Bias matahari senja, semburat di atas rumput-rumput yang menghampar di petak-petak sawah yang sebagian besar telah ditinggalkan. Petak-petak itu seolah berubah menjadi danau-danau kecil dengan air berwarna keemasan. Nita duduk di atas gundukan tanah yang meninggi. Membiarkan hembusan angin senja membelai-belai rambutnya yang hitam tergerai. Dalam usianya yang menginjak remaja, dia telah menjelma menjadi gadis desa yang cantik, putih, dan tinggi. Namun dalam usianya yang masih ranum itu, keadaan telah memaksanya untuk menjadi lebih dewasa jauh melampaui umurnya. Sebuah beban hidup yang teramat berat, seolah dihempaskan di atas pundaknya yang lemah.
Nita termangu, berpikir, dan membiarkan semilir angin membasuh wajahnya yang putih. Matanya sembab akibat terlalu banyak menangis.
Ribuan capung yang mengambang di udara, yang dulu selalu menghiburnya, saat itu sama sekali tak mampu menenangkan kekalutan hatinya.
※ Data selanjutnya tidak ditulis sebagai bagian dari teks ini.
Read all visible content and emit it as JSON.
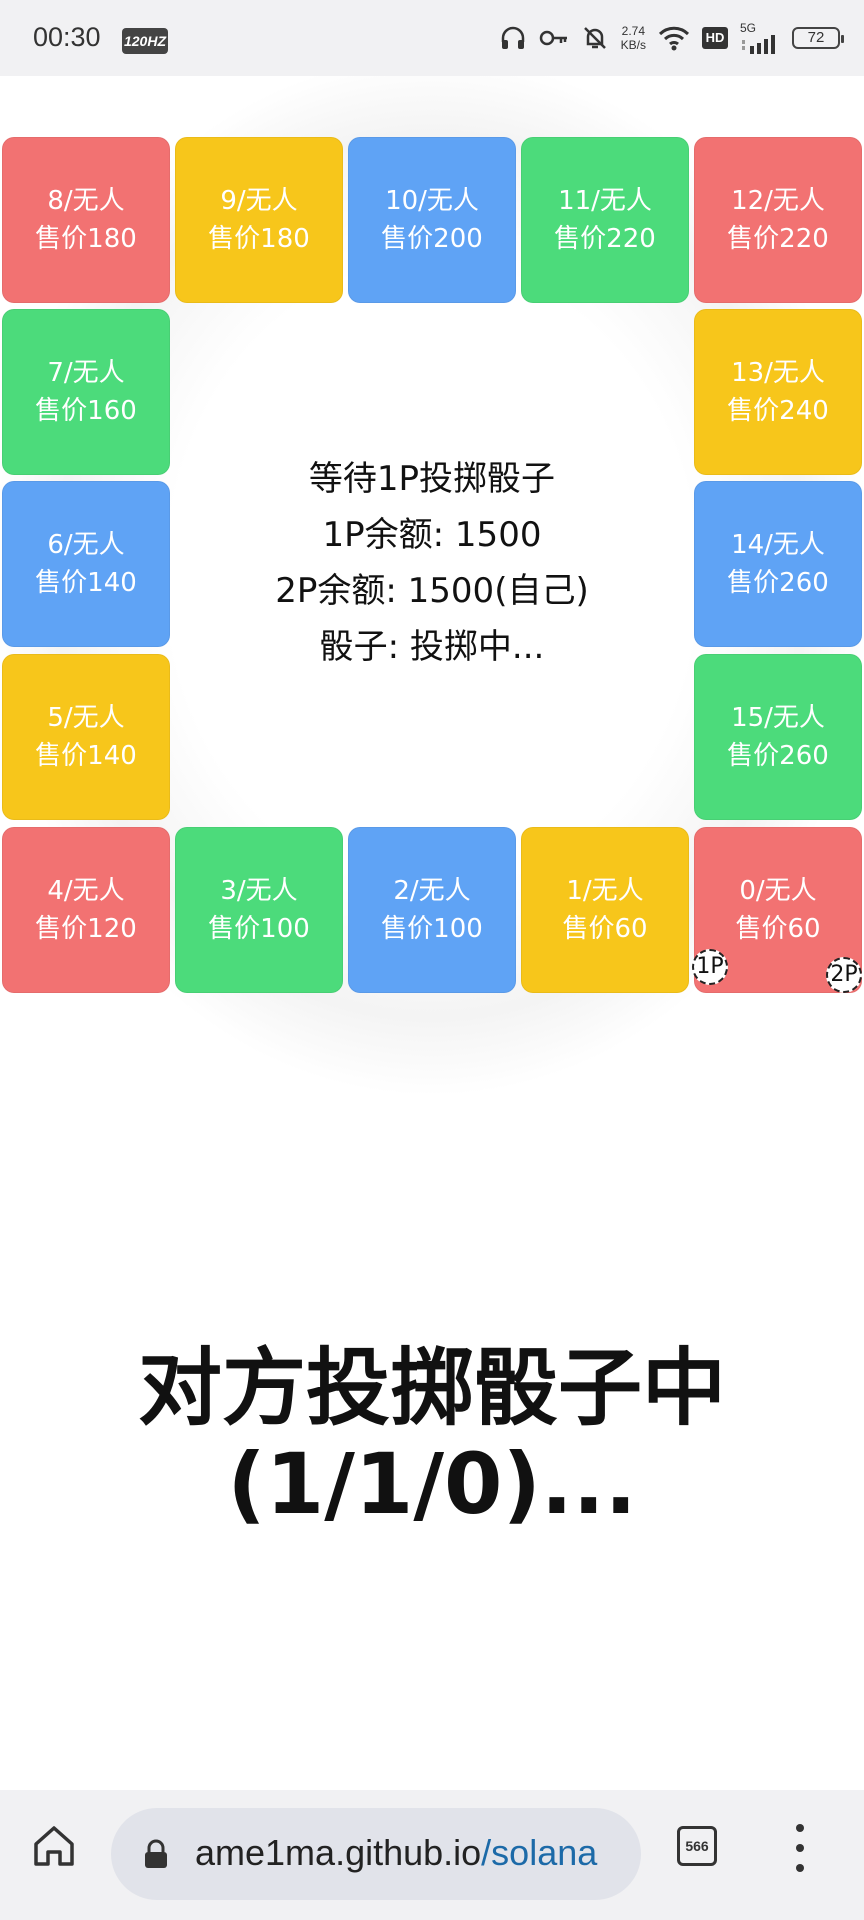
{
  "status_bar": {
    "time": "00:30",
    "refresh_badge": "120HZ",
    "net_speed_value": "2.74",
    "net_speed_unit": "KB/s",
    "hd_label": "HD",
    "network_label": "5G",
    "battery": "72"
  },
  "board": {
    "cells": [
      {
        "label": "8/无人",
        "price": "售价180",
        "color": "red"
      },
      {
        "label": "9/无人",
        "price": "售价180",
        "color": "yellow"
      },
      {
        "label": "10/无人",
        "price": "售价200",
        "color": "blue"
      },
      {
        "label": "11/无人",
        "price": "售价220",
        "color": "green"
      },
      {
        "label": "12/无人",
        "price": "售价220",
        "color": "red"
      },
      {
        "label": "7/无人",
        "price": "售价160",
        "color": "green"
      },
      {
        "label": "13/无人",
        "price": "售价240",
        "color": "yellow"
      },
      {
        "label": "6/无人",
        "price": "售价140",
        "color": "blue"
      },
      {
        "label": "14/无人",
        "price": "售价260",
        "color": "blue"
      },
      {
        "label": "5/无人",
        "price": "售价140",
        "color": "yellow"
      },
      {
        "label": "15/无人",
        "price": "售价260",
        "color": "green"
      },
      {
        "label": "4/无人",
        "price": "售价120",
        "color": "red"
      },
      {
        "label": "3/无人",
        "price": "售价100",
        "color": "green"
      },
      {
        "label": "2/无人",
        "price": "售价100",
        "color": "blue"
      },
      {
        "label": "1/无人",
        "price": "售价60",
        "color": "yellow"
      },
      {
        "label": "0/无人",
        "price": "售价60",
        "color": "red"
      }
    ],
    "tokens": {
      "p1": "1P",
      "p2": "2P"
    },
    "center": {
      "line1": "等待1P投掷骰子",
      "line2": "1P余额: 1500",
      "line3": "2P余额: 1500(自己)",
      "line4": "骰子: 投掷中..."
    }
  },
  "message": {
    "line1": "对方投掷骰子中",
    "line2": "(1/1/0)..."
  },
  "browser": {
    "url_host": "ame1ma.github.io",
    "url_path": "/solana",
    "tab_count": "566"
  },
  "colors": {
    "red": "#f27272",
    "yellow": "#f7c61b",
    "blue": "#5fa3f5",
    "green": "#4cdb7b"
  }
}
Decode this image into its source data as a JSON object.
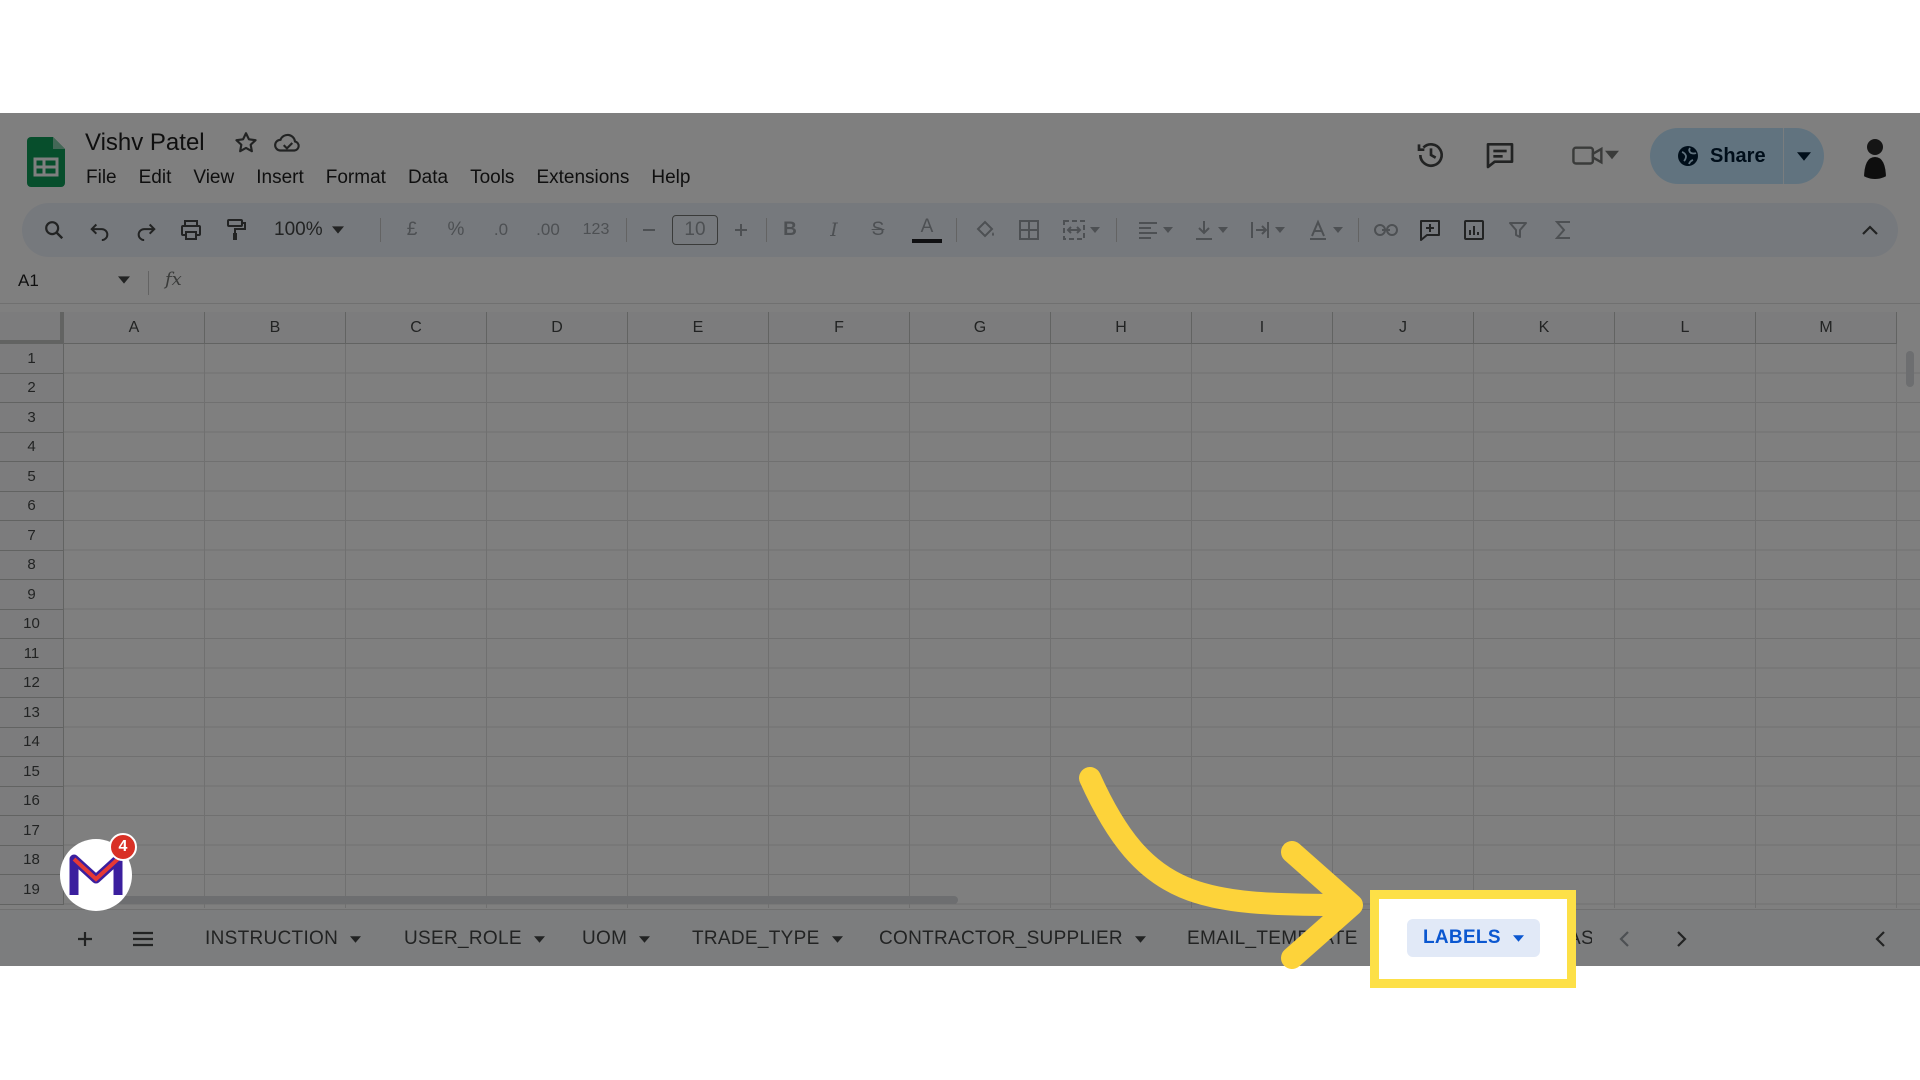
{
  "document": {
    "title": "Vishv Patel",
    "menu": [
      "File",
      "Edit",
      "View",
      "Insert",
      "Format",
      "Data",
      "Tools",
      "Extensions",
      "Help"
    ]
  },
  "header": {
    "share_label": "Share"
  },
  "toolbar": {
    "zoom": "100%",
    "currency": "£",
    "percent": "%",
    "decimal_decrease": ".0",
    "decimal_increase": ".00",
    "number_format": "123",
    "font_size": "10",
    "bold": "B",
    "italic": "I",
    "strike": "S",
    "text_color": "A"
  },
  "formula_bar": {
    "cell_ref": "A1",
    "fx": "fx"
  },
  "grid": {
    "columns": [
      "A",
      "B",
      "C",
      "D",
      "E",
      "F",
      "G",
      "H",
      "I",
      "J",
      "K",
      "L",
      "M"
    ],
    "rows": [
      "1",
      "2",
      "3",
      "4",
      "5",
      "6",
      "7",
      "8",
      "9",
      "10",
      "11",
      "12",
      "13",
      "14",
      "15",
      "16",
      "17",
      "18",
      "19"
    ]
  },
  "sheet_tabs": {
    "tabs": [
      "INSTRUCTION",
      "USER_ROLE",
      "UOM",
      "TRADE_TYPE",
      "CONTRACTOR_SUPPLIER",
      "EMAIL_TEMPLATE",
      "LABELS",
      "AS"
    ],
    "active": "LABELS"
  },
  "widget": {
    "badge_count": "4"
  },
  "colors": {
    "highlight": "#fde047",
    "active_tab_text": "#0b57d0",
    "share_bg": "#c2e7ff",
    "sheets_green": "#0f9d58"
  }
}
Besok lusa, jika tidak ada uang tambahan, maka bapaknya harus hengkang dari rumah sakit.
Disapukan pandangannya ke pohon-pohon pisang. Daun-daunnya yang keemasan akibat bias sinar matahari, disapa angin, melambai-lambai bak barisan selendang bidadari yang mengisyaratkan selamat tinggal. Sesaat kemudian dia memejamkan mata, mencoba menenangkan kekalutan hatinya, berusaha berpikir tenang, namun tetap saja sulit.
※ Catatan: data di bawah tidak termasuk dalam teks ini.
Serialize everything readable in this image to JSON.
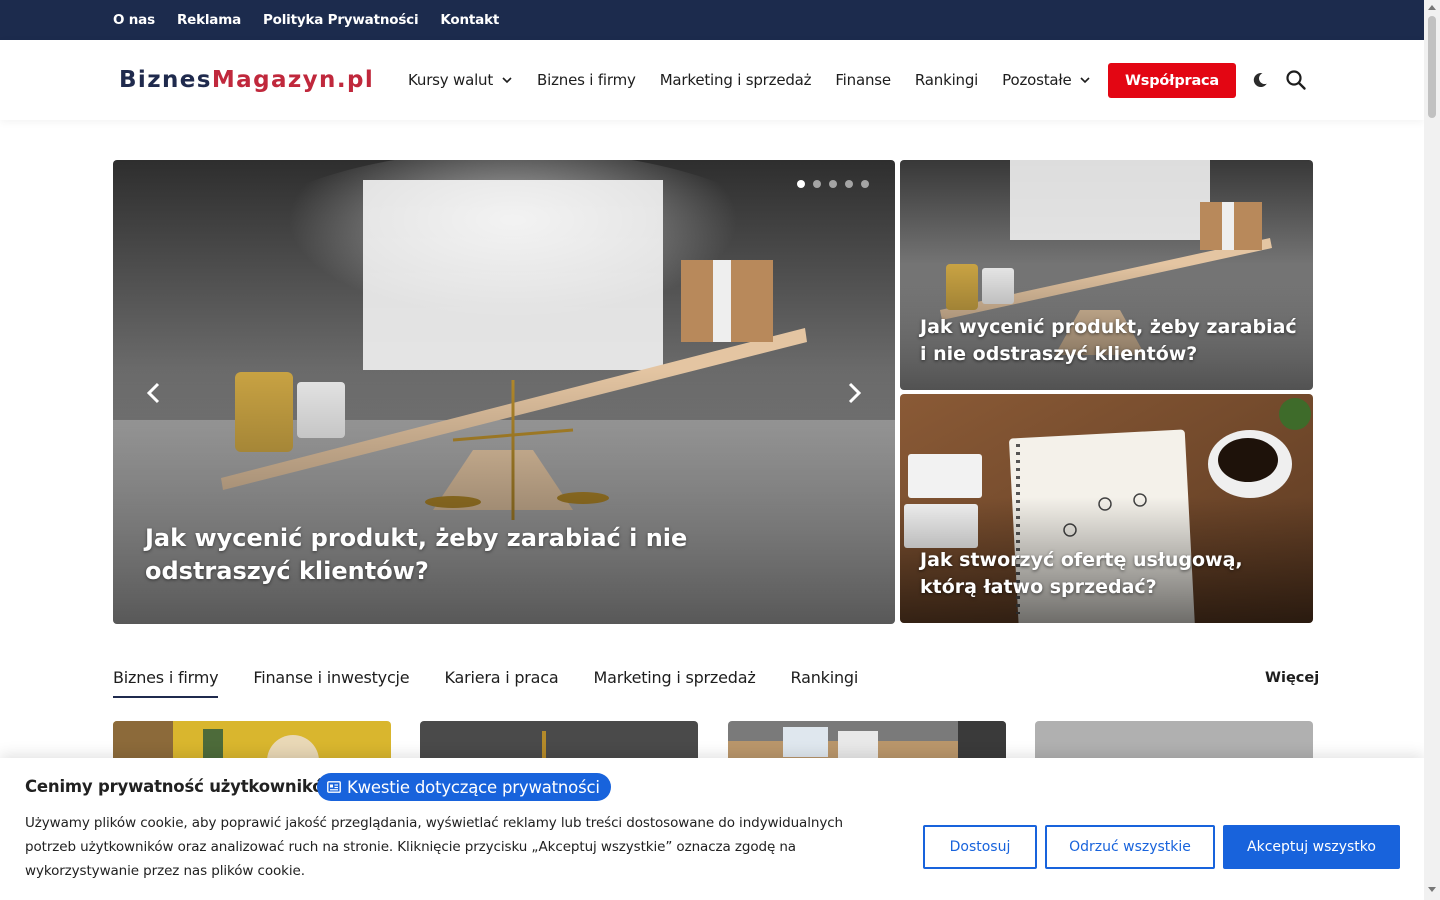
{
  "topbar": {
    "links": [
      "O nas",
      "Reklama",
      "Polityka Prywatności",
      "Kontakt"
    ]
  },
  "header": {
    "logo_part1": "Biznes",
    "logo_part2": "Magazyn.pl",
    "nav": [
      {
        "label": "Kursy walut",
        "dropdown": true
      },
      {
        "label": "Biznes i firmy",
        "dropdown": false
      },
      {
        "label": "Marketing i sprzedaż",
        "dropdown": false
      },
      {
        "label": "Finanse",
        "dropdown": false
      },
      {
        "label": "Rankingi",
        "dropdown": false
      },
      {
        "label": "Pozostałe",
        "dropdown": true
      }
    ],
    "cta_label": "Współpraca",
    "icons": [
      "moon-icon",
      "search-icon"
    ]
  },
  "hero": {
    "main_title": "Jak wycenić produkt, żeby zarabiać i nie odstraszyć klientów?",
    "slider_total": 5,
    "slider_active": 1,
    "side": [
      {
        "title": "Jak wycenić produkt, żeby zarabiać i nie odstraszyć klientów?"
      },
      {
        "title": "Jak stworzyć ofertę usługową, którą łatwo sprzedać?"
      }
    ]
  },
  "tabs": {
    "items": [
      "Biznes i firmy",
      "Finanse i inwestycje",
      "Kariera i praca",
      "Marketing i sprzedaż",
      "Rankingi"
    ],
    "active_index": 0,
    "more_label": "Więcej"
  },
  "cookie": {
    "title": "Cenimy prywatność użytkowników",
    "privacy_link": "Kwestie dotyczące prywatności",
    "text": "Używamy plików cookie, aby poprawić jakość przeglądania, wyświetlać reklamy lub treści dostosowane do indywidualnych potrzeb użytkowników oraz analizować ruch na stronie. Kliknięcie przycisku „Akceptuj wszystkie” oznacza zgodę na wykorzystywanie przez nas plików cookie.",
    "btn_customize": "Dostosuj",
    "btn_reject": "Odrzuć wszystkie",
    "btn_accept": "Akceptuj wszystko"
  },
  "colors": {
    "topbar": "#1c2b4d",
    "cta": "#e30613",
    "cookie_blue": "#1863dc",
    "logo_red": "#c0283c",
    "logo_navy": "#1f2a4d"
  }
}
Kini Nita membuka mata, lalu bangkit dari duduknya, namun tiba-tiba saja gerombolan capung itu berkerumun di atas kepalanya, berputar-putar mengitari tubuhnya. Seperti seorang puteri pada sebuah pesta, capung-capung itu bak pangeran yang berdansa mengelilinginya, berusaha memikat perhatiannya.
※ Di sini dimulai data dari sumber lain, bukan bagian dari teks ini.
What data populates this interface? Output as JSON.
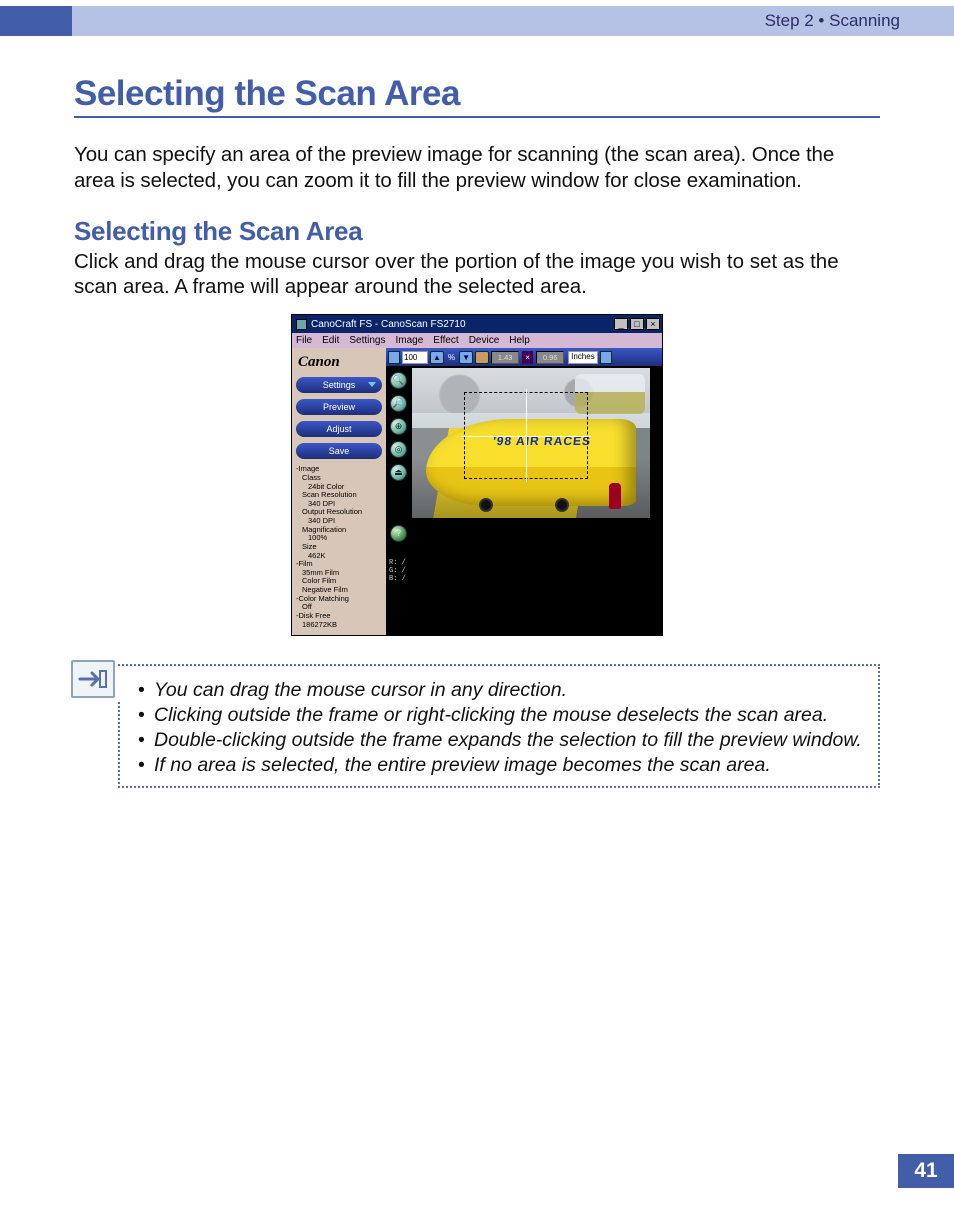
{
  "header": {
    "breadcrumb": "Step 2 • Scanning"
  },
  "title_main": "Selecting the Scan Area",
  "intro": "You can specify an area of the preview image for scanning (the scan area). Once the area is selected, you can zoom it to fill the preview window for close examination.",
  "title_sub": "Selecting the Scan Area",
  "sub_text": "Click and drag the mouse cursor over the portion of the image you wish to set as the scan area. A frame will appear around the selected area.",
  "figure": {
    "window_title": "CanoCraft FS - CanoScan FS2710",
    "window_buttons": [
      "_",
      "□",
      "×"
    ],
    "menus": [
      "File",
      "Edit",
      "Settings",
      "Image",
      "Effect",
      "Device",
      "Help"
    ],
    "brand": "Canon",
    "side_buttons": [
      "Settings",
      "Preview",
      "Adjust",
      "Save"
    ],
    "zoom_value": "100",
    "percent_symbol": "%",
    "dim_w": "1.43",
    "dim_h": "0.96",
    "dim_x": "×",
    "units_label": "Inches",
    "rgb": {
      "r": "R:    /",
      "g": "G:    /",
      "b": "B:    /"
    },
    "banner_text": "'98 AIR RACES",
    "info": {
      "hd_image": "-Image",
      "class_label": "Class",
      "class_value": "24bit Color",
      "scanres_label": "Scan Resolution",
      "scanres_value": "340 DPI",
      "outres_label": "Output Resolution",
      "outres_value": "340 DPI",
      "mag_label": "Magnification",
      "mag_value": "100%",
      "size_label": "Size",
      "size_value": "462K",
      "hd_film": "-Film",
      "film1": "35mm Film",
      "film2": "Color Film",
      "film3": "Negative Film",
      "cm_label": "-Color Matching",
      "cm_value": "Off",
      "disk_label": "-Disk Free",
      "disk_value": "186272KB"
    },
    "tool_glyphs": [
      "🔍",
      "🔎",
      "⊕",
      "◎",
      "⏏",
      "?"
    ]
  },
  "notes": [
    "You can drag the mouse cursor in any direction.",
    "Clicking outside the frame or right-clicking the mouse deselects the scan area.",
    "Double-clicking outside the frame expands the selection to fill the preview window.",
    "If no area is selected, the entire preview image becomes the scan area."
  ],
  "page_number": "41"
}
Dalam keadaan semacam itu, tiba-tiba saja Nita menemukan ide aneh, yang merayap, membekap serta menguasai pikirannya. Kini pikiran aneh itu seolah menjelma menjadi tangan-tangan kekar para pangeran, memeluknya, lalu merogoh hatinya, memaksanya untuk mengambil keputusan nakal. Keputusan yang mengharuskan sebuah tindakan, yang berlawanan dengan nurani manusia manapaun. Namun dengan cara ini, perawatan bapaknya di rumah sakit bisa dilanjutkan. Dengan demikian, harapan bapaknya untuk sembuh masih ada. Bukankah harapan adalah satu-satunya harta yang paling berharga, saat apapun yang kita miliki telah musnah, dan kesialan menghajar pinggang hingga remuk. Harapan jugalah yang membuat seseorang sesekali dapat bertahan. Kini Nita bergegas pulang, untuk menyusun sebuah rencana.